Xerex Xaviera is an adult column in Abante tabloid that first started as a sex advice column in July, 1988 which was a creation of 5 young men. From a sex advice column, it has evolved into a literary column about sexual exploits and experiences of letter-senders and a platform for its readers' sexual fantasies.

==Overview==

Abante tabloid runs a column written by an anonymous Xerex Xaviera in 1988 for sex advices to letter senders. It has eventually evolved about sex exploits and experiences by supposed letter senders. The column was said to be the Filipino counterpart of the book by Xaviera Hollander Happy Hooker. The newspaper tabloid gains popularity as many adults are more buying the newspaper because of the stories from the Xerex Xaviera column.

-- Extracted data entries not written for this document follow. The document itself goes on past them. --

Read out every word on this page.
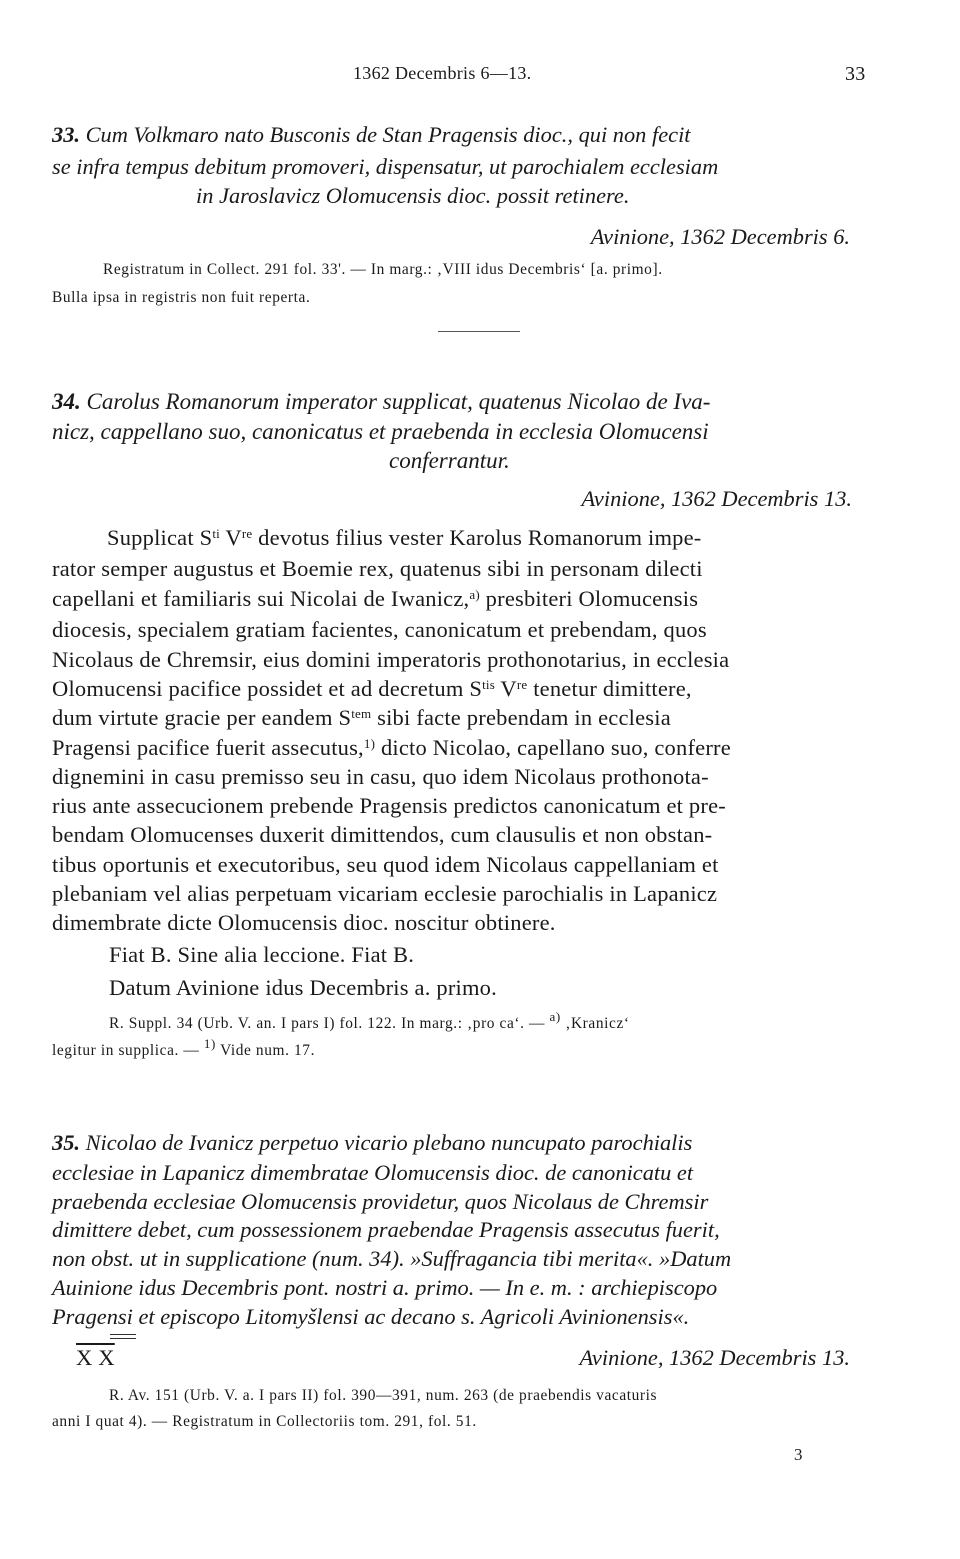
1362 Decembris 6—13.	33
33. Cum Volkmaro nato Busconis de Stan Pragensis dioc., qui non fecit
se infra tempus debitum promoveri, dispensatur, ut parochialem ecclesiam
in Jaroslavicz Olomucensis dioc. possit retinere.
Avinione, 1362 Decembris 6.
Registratum in Collect. 291 fol. 33'. — In marg.: ‚VIII idus Decembris‘ [a. primo].
Bulla ipsa in registris non fuit reperta.
34. Carolus Romanorum imperator supplicat, quatenus Nicolao de Iva-
nicz, cappellano suo, canonicatus et praebenda in ecclesia Olomucensi
conferrantur.
Avinione, 1362 Decembris 13.
Supplicat $S^{ti}$ Vre devotus filius vester Karolus Romanorum impe-
rator semper augustus et Boemie rex, quatenus sibi in personam dilecti
capellani et familiaris sui Nicolai de Iwanicz,$^{a)}$ presbiteri Olomucensis
diocesis, specialem gratiam facientes, canonicatum et prebendam, quos
Nicolaus de Chremsir, eius domini imperatoris prothonotarius, in ecclesia
Olomucensi pacifice possidet et ad decretum $S^{tis}$ Vre tenetur dimittere,
dum virtute gracie per eandem $S^{tem}$ sibi facte prebendam in ecclesia
Pragensi pacifice fuerit assecutus,$^{1)}$ dicto Nicolao, capellano suo, conferre
dignemini in casu premisso seu in casu, quo idem Nicolaus prothonota-
rius ante assecucionem prebende Pragensis predictos canonicatum et pre-
bendam Olomucenses duxerit dimittendos, cum clausulis et non obstan-
tibus oportunis et executoribus, seu quod idem Nicolaus cappellaniam et
plebaniam vel alias perpetuam vicariam ecclesie parochialis in Lapanicz
dimembrate dicte Olomucensis dioc. noscitur obtinere.
Fiat B. Sine alia leccione. Fiat B.
Datum Avinione idus Decembris a. primo.
R. Suppl. 34 (Urb. V. an. I pars I) fol. 122. In marg.: ‚pro ca‘. — $^{a)}$ ‚Kranicz‘
legitur in supplica. — $^{1)}$ Vide num. 17.
35. Nicolao de Ivanicz perpetuo vicario plebano nuncupato parochialis
ecclesiae in Lapanicz dimembratae Olomucensis dioc. de canonicatu et
praebenda ecclesiae Olomucensis providetur, quos Nicolaus de Chremsir
dimittere debet, cum possessionem praebendae Pragensis assecutus fuerit,
non obst. ut in supplicatione (num. 34). »Suffragancia tibi merita«. »Datum
Auinione idus Decembris pont. nostri a. primo. — In e. m. : archiepiscopo
Pragensi et episcopo Litomyšlensi ac decano s. Agricoli Avinionensis«.
X X	Avinione, 1362 Decembris 13.
R. Av. 151 (Urb. V. a. I pars II) fol. 390—391, num. 263 (de praebendis vacaturis
anni I quat 4). — Registratum in Collectoriis tom. 291, fol. 51.
3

In 2004, the tabloid stopped publishing the column when it shifted into an all family newspaper.

==Name origin==

The name Xerex Xaviera was coined by five young men. One of them was fond of reading Playboy magazine and Penthouse magazine and Xaviera Hollander was a writer that they admired. As they wanted to create a Filipino version of Xaviera Hollander. While thinking on how they would create a Filipino name for Xaviera Hollander, one of them proposed to just do a Xerox copy of Hollander's name. From the word Xerox they created the name Xerex, and thus the name Xerex Xaviera was created.

==Xerex film==
On April 30, 2003, Regal Films released a trilogy movie of the said adult tabloid column featuring Aubrey Miles, Ynez Veneracion, Jon Hall, Kalani Ferreria and Jake Roxas. The film was directed by Mel Chionglo. The movie is composed of three episodes as seen from the perspective of the fictional sex guru: "Kama" which is about a teenage girl's exploration of sexuality, "O" which is about an engaged woman's dalliances with a beach lifeguard and "Butas" which is about voyeurism through a hole in the wall.

The movie was promoted through a photo exhibit at the SM Megamall. However, the Movie and Television Review and Classification Board deemed the photos "too sexy and suggestive" and ordered its pullout.